Eine frühere Radiokohlenstoffdatierung aus dem Jahr 1988 setzte das Leinen selbst in die Zeit zwischen 1260 und 1390 – ein mittelalterliches Ergebnis, das Befürworter eines höheren Alters bis heute aus statistischen Gründen bestreiten.
Datierbar war in dieser Studie jedoch Reparaturmaterial. Radiokohlenstoffmessungen an zwei Fäden aus der Kiste, in der das Grabtuch gelagert wurde, passen zu einem Brand von 1532 sowie zu Ausbesserungen in den Jahren 1534 und 1694, allesamt gut dokumentierte Ereignisse.
Das Turiner Grabtuch bewahrt biologische Geschichte
„The Shroud of Turin continues to fascinate historians, scientists and the public, and we’re thrilled to reveal new information about the biological complexity preserved within samples collected almost 50 years ago by applying new cutting-edge forensic DNA technologies,“ sagt Noemi Procopio, Professorin für Forensik an der University of Lancashire.

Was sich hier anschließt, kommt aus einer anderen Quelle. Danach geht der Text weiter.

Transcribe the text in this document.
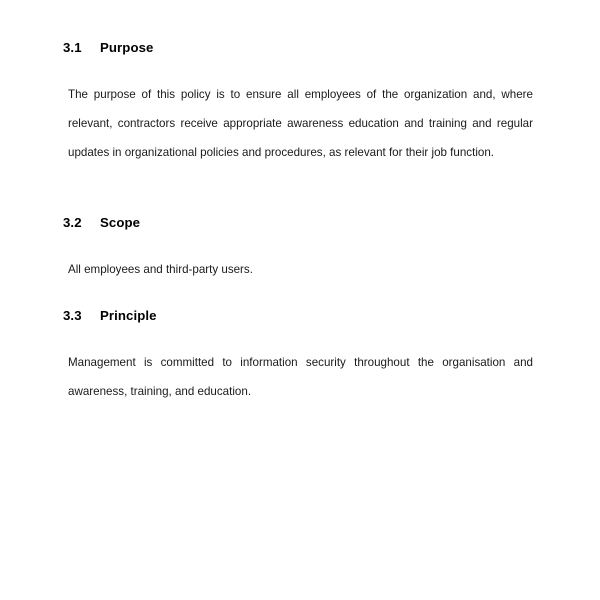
3.1 Purpose

The purpose of this policy is to ensure all employees of the organization and, where relevant, contractors receive appropriate awareness education and training and regular updates in organizational policies and procedures, as relevant for their job function.

3.2 Scope

All employees and third-party users.

3.3 Principle

Management is committed to information security throughout the organisation and awareness, training, and education.
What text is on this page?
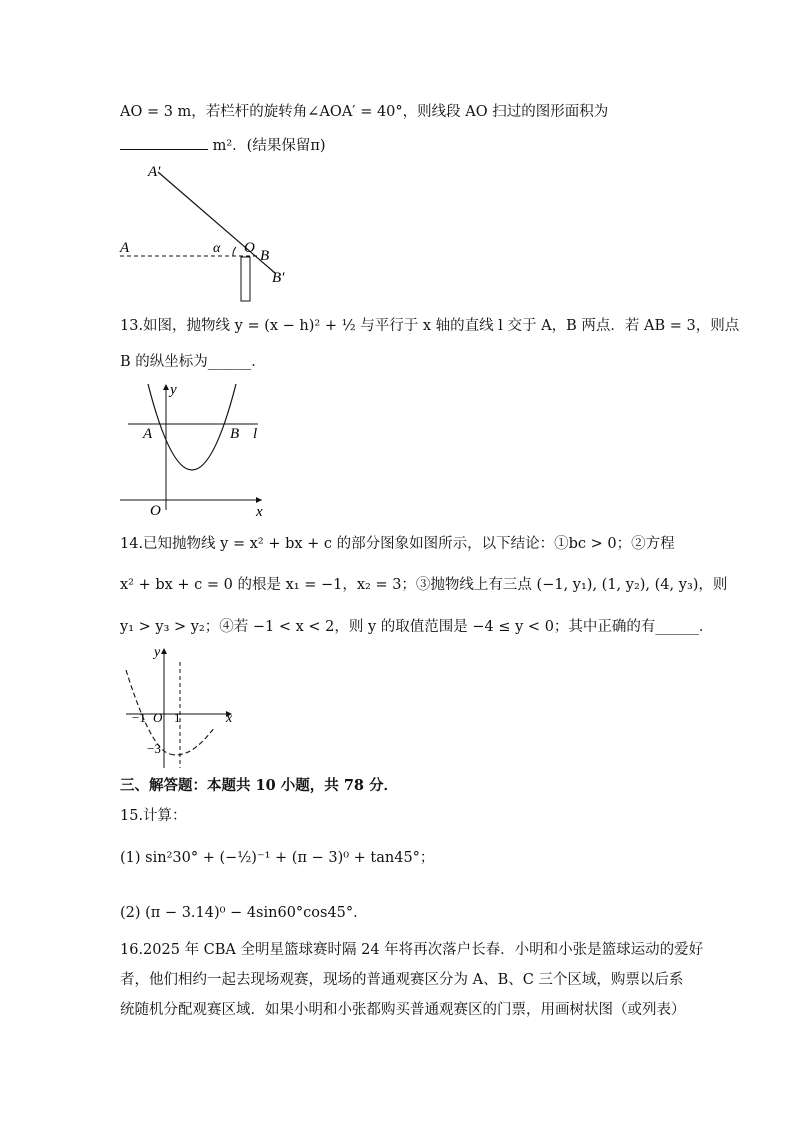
AO = 3 m，若栏杆的旋转角∠AOA′ = 40°，则线段 AO 扫过的图形面积为
m²．(结果保留π)
A′
A	α O B
B′
13.如图，抛物线 y = (x − h)² + ½ 与平行于 x 轴的直线 l 交于 A，B 两点．若 AB = 3，则点
B 的纵坐标为______．
y
A	B l
O	x
14.已知抛物线 y = x² + bx + c 的部分图象如图所示，以下结论：①bc > 0；②方程
x² + bx + c = 0 的根是 x₁ = −1，x₂ = 3；③抛物线上有三点 (−1, y₁), (1, y₂), (4, y₃)，则
y₁ > y₃ > y₂；④若 −1 < x < 2，则 y 的取值范围是 −4 ≤ y < 0；其中正确的有______．
y
−1 O 1	x
−3
三、解答题：本题共 10 小题，共 78 分．
15.计算：
(1) sin²30° + (−½)⁻¹ + (π − 3)⁰ + tan45°；
(2) (π − 3.14)⁰ − 4sin60°cos45°．
16.2025 年 CBA 全明星篮球赛时隔 24 年将再次落户长春．小明和小张是篮球运动的爱好
者，他们相约一起去现场观赛，现场的普通观赛区分为 A、B、C 三个区域，购票以后系
统随机分配观赛区域．如果小明和小张都购买普通观赛区的门票，用画树状图（或列表）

„The Shroud represents a rich archive of genetic information that has accumulated over centuries of human interaction and environmental exposure,“ so Procopio.
„While the DNA evidence cannot answer all the questions about the age or authenticity of the cloth, it provides novel insights into its biological history and demonstrates how advances in forensic science can unlock new information from historical artifacts.“
Finanziert wurde die Arbeit durch Fördermittel von Universitäten und Forschungsräten; Interessenkonflikte gaben die Autorinnen und Autoren nicht an.